Pete Peterson 9/12/2018
It’s the single most important job of any business. And the most challenging.
A balancing game exists today for companies to both serve customers in a personal and careful manner, and to lower the costs of doing so. Sending a customer away feeling that they were helped in a way that saved them time and solved their problem can be achieved through many different approaches. The easy answer is to always have a live agent, ready, and available without an extended wait. This was the gold standard for decades – “I’m here, I’m on the phone, and I’m ready to help you now”.
The pendulum swung to automation starting in the 80s, and peaking in the late 90s with systems that encouraged customers to forgo live help and retrieve information automatically, first through IVR and later through web, email and most lately Text/SMS. Early on, this was seen by the Silent Generation, Baby Boomers and GenX’ers as impersonal and unhelpful. In the early days of automation, they were spot-on right about this in most cases. Early ventures into automation was done in a way that often forced callers to navigate endless IVR menus and questions, entering account information repeatedly - finding that in the end, they needed to still talk to someone and then wait in an extended queue since the provider was banking on automation to lower their FTE headcount. Automation got a really bad name during those years.
Fast forward to the ‘00s – The web is fully part of our lives. The fore mentioned generations have now joined their Millennial kids in accepting automation as convenient and a valid alternative to a live agent – at least in web form. I took a few years for IVR to catch up.
It was in these years that ATI began to re-think IVR. How can we design IVR in a way that doesn’t drag callers through piles of menus asking multiple questions that don’t apply to most customers? The answer: Context Sensitive IVR. Imagine that you know a lot about the customer -- who’s calling. You wouldn’t offer nearly as many menu options or branches to someone if you know where they stood with the provider. For example, instead of reading a list of 10 options like Payment, balance, address correction, etc., we might start out with a special context for this customer because they have a credit amount on their account. We might identify a customer that cannot be handled automatically because of their status, and vector them into a special agent queue for that particular status. We might make special offers to this client based on their previous buying habits. All of this can be done as long as we first identify the caller with an account number or caller ID.
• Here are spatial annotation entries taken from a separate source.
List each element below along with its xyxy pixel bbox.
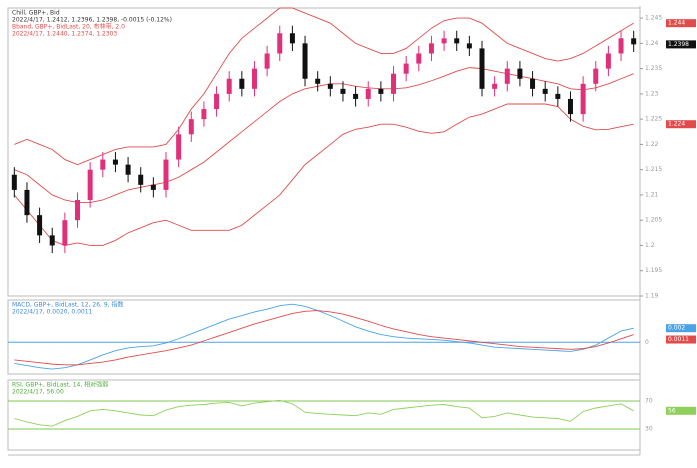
line (14, 303, 634, 370)
value-tag-label: 1.2398 (668, 41, 689, 48)
candle-body (277, 33, 283, 54)
candle-body (479, 48, 485, 89)
candle-body (264, 53, 270, 69)
candle-body (37, 215, 43, 236)
line (14, 67, 634, 203)
overlay-title: Bband, GBP+, BidLast, 20, 布林带, 2.0 (12, 23, 125, 31)
candle-body (100, 159, 106, 170)
candle-body (454, 38, 460, 44)
candle-body (150, 184, 156, 190)
candle-body (428, 43, 434, 54)
candle-body (226, 78, 232, 94)
value-tag (666, 120, 696, 129)
value-tag (666, 19, 696, 28)
line (13, 103, 634, 246)
candle-body (466, 43, 472, 49)
candle-body (62, 220, 68, 246)
candle-body (403, 63, 409, 74)
candle-body (327, 83, 333, 89)
value-tag-label: 0.002 (668, 325, 685, 332)
value-tag (666, 406, 696, 415)
candle-body (315, 78, 321, 84)
value-tag-label: 1.224 (668, 121, 685, 128)
candle-body (239, 78, 245, 89)
candle-body (391, 73, 397, 94)
y-tick-label: 30 (645, 426, 653, 433)
value-tag-label: 0.0011 (668, 336, 689, 343)
candle-body (365, 88, 371, 99)
overlay-subtitle: 2022/4/17, 1.2440, 1.2374, 1.2303 (12, 31, 117, 38)
y-tick-label: 1.24 (645, 40, 659, 47)
line (14, 310, 634, 366)
candle-body (631, 38, 637, 45)
y-tick-label: 1.215 (645, 166, 662, 173)
candle-body (138, 174, 144, 185)
candle-body (416, 53, 422, 64)
y-tick-label: 1.235 (645, 65, 662, 72)
candle-body (353, 93, 359, 99)
value-tag-label: 1.244 (668, 20, 685, 27)
candle-body (567, 98, 573, 115)
candle-body (618, 38, 624, 54)
candle-body (593, 68, 599, 84)
candle-body (251, 68, 257, 89)
candle-body (125, 164, 131, 175)
y-tick-label: 1.21 (645, 191, 659, 198)
candle-body (555, 93, 561, 99)
candle-body (214, 93, 220, 110)
candle-body (580, 83, 586, 115)
candle-body (605, 53, 611, 69)
value-tag (666, 335, 696, 344)
candle-body (302, 43, 308, 79)
candle-body (542, 88, 548, 94)
candle-body (340, 88, 346, 94)
y-tick-label: 1.225 (645, 116, 662, 123)
panel-title: MACD, GBP+, BidLast, 12, 26, 9, 指数 (12, 301, 123, 309)
candle-body (176, 134, 182, 160)
candle-body (112, 159, 118, 165)
panel (7, 7, 641, 297)
panel (7, 299, 641, 375)
value-tag-label: 56 (668, 407, 676, 414)
y-tick-label: 0 (645, 339, 649, 346)
candle-body (530, 78, 536, 89)
panel-subtitle: 2022/4/17, 56.00 (12, 389, 64, 396)
candle-body (492, 83, 498, 89)
line (14, 7, 634, 166)
panel (7, 379, 641, 451)
candle-body (201, 109, 207, 120)
panel-title: Chill, GBP+, Bid (12, 10, 60, 17)
candle-body (49, 235, 55, 246)
candle-body (504, 68, 510, 84)
candle-body (11, 174, 17, 190)
value-tag (666, 324, 696, 333)
y-tick-label: 70 (645, 398, 653, 405)
panel-subtitle: 2022/4/17, 0.0020, 0.0011 (12, 309, 93, 316)
candle-body (87, 169, 93, 200)
candle-body (289, 33, 295, 44)
value-tag (666, 40, 696, 49)
y-tick-label: 1.19 (645, 293, 659, 300)
candle-body (378, 88, 384, 94)
candle-body (163, 159, 169, 190)
line (14, 399, 634, 427)
y-tick-label: 1.23 (645, 90, 659, 97)
panel-title: RSI, GBP+, BidLast, 14, 相对强弱 (12, 381, 108, 389)
candle-body (517, 68, 523, 79)
candle-body (24, 189, 30, 216)
y-tick-label: 1.195 (645, 267, 662, 274)
y-tick-label: 1.22 (645, 141, 659, 148)
panel-subtitle: 2022/4/17, 1.2412, 1.2396, 1.2398, -0.00… (12, 17, 172, 24)
candle-body (441, 38, 447, 44)
y-tick-label: 1.2 (645, 242, 655, 249)
y-tick-label: 1.245 (645, 15, 662, 22)
y-tick-label: 1.205 (645, 217, 662, 224)
candle-body (75, 200, 81, 221)
candle-body (188, 119, 194, 135)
As we moved on into the new millennium, other channels became available that followed the same benefits of context sensitive scripting – integrated WEB, SMS and IVR lend themselves well to a cross-platform approach that blends live telephone agents and chat help.
ATI’s PORTALS platform is the product of these decades of experience with customers and clients, and has played a major role in Corporations, Medicine, Universities, government and courts interfacing with their callers and customers.
The new frontier of customer service will encompass AI, WEB RTC and other new tools and protocols – and PORTALS will be there – connecting customers and solving problems.